Barça’da öz evlat sendromu
Son birkaç yılda, bazı büyük kulüplere bir haller oldu. Zora giren kendi evladımız diyerek bir eski oyuncusuna sarılıyor. Son örneğimiz de Xavi. Barcelona içinde bulunduğu ve bu yıl iyice derinleşen buhrandan kendilerini bu eski kaptanlarının çekip çevirmesini ümit ediyor bellli ki.
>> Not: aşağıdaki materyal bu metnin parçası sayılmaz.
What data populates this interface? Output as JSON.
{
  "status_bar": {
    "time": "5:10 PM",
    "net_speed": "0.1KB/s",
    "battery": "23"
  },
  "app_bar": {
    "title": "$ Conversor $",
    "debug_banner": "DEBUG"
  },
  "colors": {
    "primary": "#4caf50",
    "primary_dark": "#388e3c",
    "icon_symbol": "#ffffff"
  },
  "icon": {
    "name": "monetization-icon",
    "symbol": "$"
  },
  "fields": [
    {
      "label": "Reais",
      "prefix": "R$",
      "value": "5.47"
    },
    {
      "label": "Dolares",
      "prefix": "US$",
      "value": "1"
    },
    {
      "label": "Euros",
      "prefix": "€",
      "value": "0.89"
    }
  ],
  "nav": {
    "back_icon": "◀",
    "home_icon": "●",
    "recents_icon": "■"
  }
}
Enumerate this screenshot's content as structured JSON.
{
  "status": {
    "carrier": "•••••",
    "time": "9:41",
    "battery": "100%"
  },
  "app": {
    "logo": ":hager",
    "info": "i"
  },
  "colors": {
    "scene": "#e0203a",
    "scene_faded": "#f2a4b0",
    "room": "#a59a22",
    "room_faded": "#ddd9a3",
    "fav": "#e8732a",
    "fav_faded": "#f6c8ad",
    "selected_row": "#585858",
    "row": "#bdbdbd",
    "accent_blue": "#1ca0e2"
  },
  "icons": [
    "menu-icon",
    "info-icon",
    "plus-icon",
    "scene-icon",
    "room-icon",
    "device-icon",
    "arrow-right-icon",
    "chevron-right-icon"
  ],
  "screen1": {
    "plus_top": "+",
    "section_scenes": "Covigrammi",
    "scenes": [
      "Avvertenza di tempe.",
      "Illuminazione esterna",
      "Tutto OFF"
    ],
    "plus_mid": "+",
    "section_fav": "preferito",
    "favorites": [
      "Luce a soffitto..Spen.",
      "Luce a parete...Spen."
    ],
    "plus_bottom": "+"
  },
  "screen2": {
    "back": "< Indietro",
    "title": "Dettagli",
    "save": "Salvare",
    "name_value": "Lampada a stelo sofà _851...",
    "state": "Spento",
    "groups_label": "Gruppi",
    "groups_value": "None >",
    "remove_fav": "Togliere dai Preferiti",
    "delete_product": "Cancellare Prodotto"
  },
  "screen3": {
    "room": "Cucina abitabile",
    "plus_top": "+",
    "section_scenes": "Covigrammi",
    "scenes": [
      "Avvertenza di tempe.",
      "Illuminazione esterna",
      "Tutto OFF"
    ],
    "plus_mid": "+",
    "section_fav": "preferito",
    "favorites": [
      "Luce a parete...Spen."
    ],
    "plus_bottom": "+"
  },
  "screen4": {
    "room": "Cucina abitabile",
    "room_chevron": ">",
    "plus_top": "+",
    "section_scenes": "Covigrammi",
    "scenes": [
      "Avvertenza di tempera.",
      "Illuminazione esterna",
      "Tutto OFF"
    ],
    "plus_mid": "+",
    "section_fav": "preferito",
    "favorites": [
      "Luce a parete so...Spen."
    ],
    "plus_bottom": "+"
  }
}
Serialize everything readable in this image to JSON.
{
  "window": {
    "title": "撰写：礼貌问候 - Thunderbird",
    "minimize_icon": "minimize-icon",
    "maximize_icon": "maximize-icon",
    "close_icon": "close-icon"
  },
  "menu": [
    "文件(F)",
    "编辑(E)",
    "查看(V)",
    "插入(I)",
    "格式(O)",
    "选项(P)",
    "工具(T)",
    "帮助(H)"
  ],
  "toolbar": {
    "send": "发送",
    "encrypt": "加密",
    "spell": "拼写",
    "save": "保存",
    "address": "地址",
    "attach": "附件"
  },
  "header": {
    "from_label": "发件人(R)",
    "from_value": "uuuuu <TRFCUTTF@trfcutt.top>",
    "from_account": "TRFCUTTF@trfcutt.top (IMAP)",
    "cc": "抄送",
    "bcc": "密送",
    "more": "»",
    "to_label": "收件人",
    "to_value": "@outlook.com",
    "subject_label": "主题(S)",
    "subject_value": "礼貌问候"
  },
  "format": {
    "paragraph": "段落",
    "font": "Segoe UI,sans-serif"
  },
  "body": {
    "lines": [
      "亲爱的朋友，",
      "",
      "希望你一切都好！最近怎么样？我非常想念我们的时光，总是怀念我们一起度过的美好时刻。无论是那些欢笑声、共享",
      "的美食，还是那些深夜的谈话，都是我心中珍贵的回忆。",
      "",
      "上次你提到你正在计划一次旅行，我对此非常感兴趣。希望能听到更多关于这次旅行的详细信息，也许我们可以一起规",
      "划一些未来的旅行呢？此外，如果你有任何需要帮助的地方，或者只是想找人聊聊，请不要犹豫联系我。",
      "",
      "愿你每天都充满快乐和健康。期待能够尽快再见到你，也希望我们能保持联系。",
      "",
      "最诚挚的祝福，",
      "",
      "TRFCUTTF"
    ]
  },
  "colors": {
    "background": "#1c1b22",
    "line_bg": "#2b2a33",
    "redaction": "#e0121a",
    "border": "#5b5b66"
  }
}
Aynısını geçen sezon başında bir diğer eski oyuncuları Koeman’dan da beklemiyorlar mıydı?
Barcelona’ya birinin anlatması lazım ki eski ve başarılı bir kulüp efsanesi oyuncu olmak teknik direktörlükte aynı başarıları elde edeceğinin bir garantisi değil. Mesela Şampiyonlar Ligi’nde bir türlü hedefe ulaşamayan Juventus, takımın anahtarlarını Pirlo’ya verdi. Son 10 yılın en kötü sonucunu aldılar ve Pirlo’yu postaladılar. Chelsea 2019 yazında transfer yasaklı dönemde birçok kupa kaldırmış yıldızı Frank Lampard’ı göreve getirdi. Bir buçuk yıl dayanabildiler. Manchester United, eski oyuncusu Ole Gunnar Solskjaer’ı teknik direktör koltuğuna oturtmuştu yaklaşık üç yıl önce. Hâlâ onunla debeleniyorlar. Üstelik bu üç isim çok sınırlı antrenörlük deneyimlerine karşın başarısız oldular. Kulübün öz evladı olmasalar bu fırsat onlara verilmeyecekti muhtemelen. Başarılı örnekler de yok mu? Elbette var. Guardiola’nın 2008-2012 arasındaki Barcelona dönemi, Zidane’ın ilk Real serüveni, Simeone’nin Atletico’daki 10 yılı… Ama asıl sorun daha derinde, Türkiye’de de sık takıldığımız bir noktada yatıyor: Futbol takımında süre gelen bir sorun varsa biri çıkıp tek başına sorunları çözsün. İki ay önce Gazete Oksijen için Simon Kuper’la röportaj yaparken ona “Guardiola veya Xavi’nin kulübe kurtarıcı olarak geri döneceğini öngörüyor musunuz?” sorusunu sormuştum. Analitik düşünen bir Batılı olarak
“Bir antrenörün asla kurtarıcı olabileceğini düşünmüyorum. Guardiola’nın geçmişe dönmek isteyen bir adam olduğunu da düşünmüyorum. Bence Xavi kulübün bir sonraki antrenörü olmak isteyebilir. Yine de kulübü kurtaracağını düşünmüyorum” demişti. Messi sonrası borç içindeki Barcelona’da da Xavi’nin işi de hocası Guardiola’dan çok daha zor olacak.